For scheduling models, this type of output is difficult to interpret by humans. Better is something like a Gantt chart:

Results for example data set |

Indeed, we see that many jobs of the same category are executed in parallel. We have two category 1 and 2 periods. This is due to due dates and precedence constraints. (If we did not have due dates or precedence constraints, we would see just a single region for each category.) Also, we understand that some jobs have a little bit of freedom to float within a window. For instance, job 4 could have started a bit earlier. We can fix this in post-processing or tell the model to move jobs to the left when possible (this would mean an additional term in the objective).

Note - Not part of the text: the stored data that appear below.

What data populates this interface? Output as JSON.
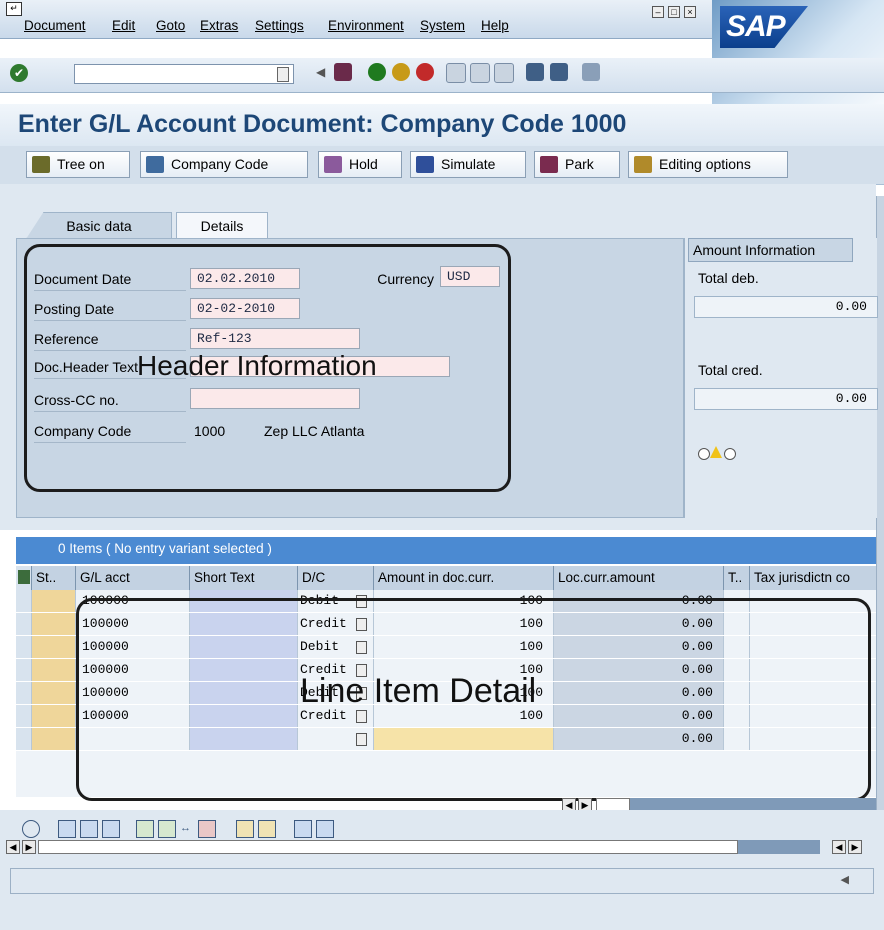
{
  "menu": [
    "Document",
    "Edit",
    "Goto",
    "Extras",
    "Settings",
    "Environment",
    "System",
    "Help"
  ],
  "brand": "SAP",
  "title": "Enter G/L Account Document: Company Code 1000",
  "app_toolbar": [
    {
      "label": "Tree on",
      "icon": "tree-icon",
      "color": "#6b6b2a"
    },
    {
      "label": "Company Code",
      "icon": "company-code-icon",
      "color": "#3f6b9e"
    },
    {
      "label": "Hold",
      "icon": "hold-icon",
      "color": "#8b5a9c"
    },
    {
      "label": "Simulate",
      "icon": "simulate-icon",
      "color": "#2f4f9a"
    },
    {
      "label": "Park",
      "icon": "park-icon",
      "color": "#7a2b4f"
    },
    {
      "label": "Editing options",
      "icon": "pencil-icon",
      "color": "#b08a2a"
    }
  ],
  "tabs": [
    "Basic data",
    "Details"
  ],
  "header_fields": {
    "doc_date": {
      "label": "Document Date",
      "value": "02.02.2010"
    },
    "posting_date": {
      "label": "Posting Date",
      "value": "02-02-2010"
    },
    "reference": {
      "label": "Reference",
      "value": "Ref-123"
    },
    "doc_header": {
      "label": "Doc.Header Text",
      "value": ""
    },
    "cross_cc": {
      "label": "Cross-CC no.",
      "value": ""
    },
    "company_code": {
      "label": "Company Code",
      "value": "1000",
      "name": "Zep LLC Atlanta"
    },
    "currency": {
      "label": "Currency",
      "value": "USD"
    }
  },
  "amount_info": {
    "title": "Amount Information",
    "total_deb_label": "Total deb.",
    "total_deb": "0.00",
    "total_cred_label": "Total cred.",
    "total_cred": "0.00"
  },
  "overlays": {
    "header": "Header Information",
    "line": "Line Item Detail"
  },
  "table": {
    "caption": "0 Items ( No entry variant selected )",
    "columns": [
      "St..",
      "G/L acct",
      "Short Text",
      "D/C",
      "Amount in doc.curr.",
      "Loc.curr.amount",
      "T..",
      "Tax jurisdictn co"
    ],
    "rows": [
      {
        "gl": "100000",
        "text": "",
        "dc": "Debit",
        "amount": "100",
        "loc": "0.00"
      },
      {
        "gl": "100000",
        "text": "",
        "dc": "Credit",
        "amount": "100",
        "loc": "0.00"
      },
      {
        "gl": "100000",
        "text": "",
        "dc": "Debit",
        "amount": "100",
        "loc": "0.00"
      },
      {
        "gl": "100000",
        "text": "",
        "dc": "Credit",
        "amount": "100",
        "loc": "0.00"
      },
      {
        "gl": "100000",
        "text": "",
        "dc": "Debit",
        "amount": "100",
        "loc": "0.00"
      },
      {
        "gl": "100000",
        "text": "",
        "dc": "Credit",
        "amount": "100",
        "loc": "0.00"
      },
      {
        "gl": "",
        "text": "",
        "dc": "",
        "amount": "",
        "loc": "0.00"
      }
    ]
  }
}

Note that commercial solvers have no problems with this model and data set. For instance Cplex shows:

Root node processing (before b&c):

Real time = 3.16 sec. (583.75 ticks)

Parallel b&c, 8 threads:

Real time = 33.03 sec. (16153.92 ticks)

Sync time (average) = 4.97 sec.

Wait time (average) = 0.01 sec.

------------

Total (root+branch&cut) = 36.19 sec. (16737.66 ticks)

MIP status(101): integer optimal solution

Cplex Time: 36.20sec (det. 16737.67 ticks)

However, I see more problems with open source and academic code. E.g., SCIP on NEOS shows:

```
SCIP Status : problem is solved [optimal solution found]
Solving Time (sec) : 13010.25
Solving Nodes : 5602808
Primal Bound : +1.02753723219890e+02 (78 solutions)
Dual Bound : +1.02753723219890e+02
Gap : 0.00 %
```

This is quite a dramatic difference.

#### References

- Job scheduling with minimization by parallel grouping, https://stackoverflow.com/questions/59722383/job-scheduling-with-minimization-by-parallel-grouping
- Alan Manne,
*On the Job-Shop Scheduling Problem*, Operations Research, 1960, vol. 8, issue, pp. 219-223.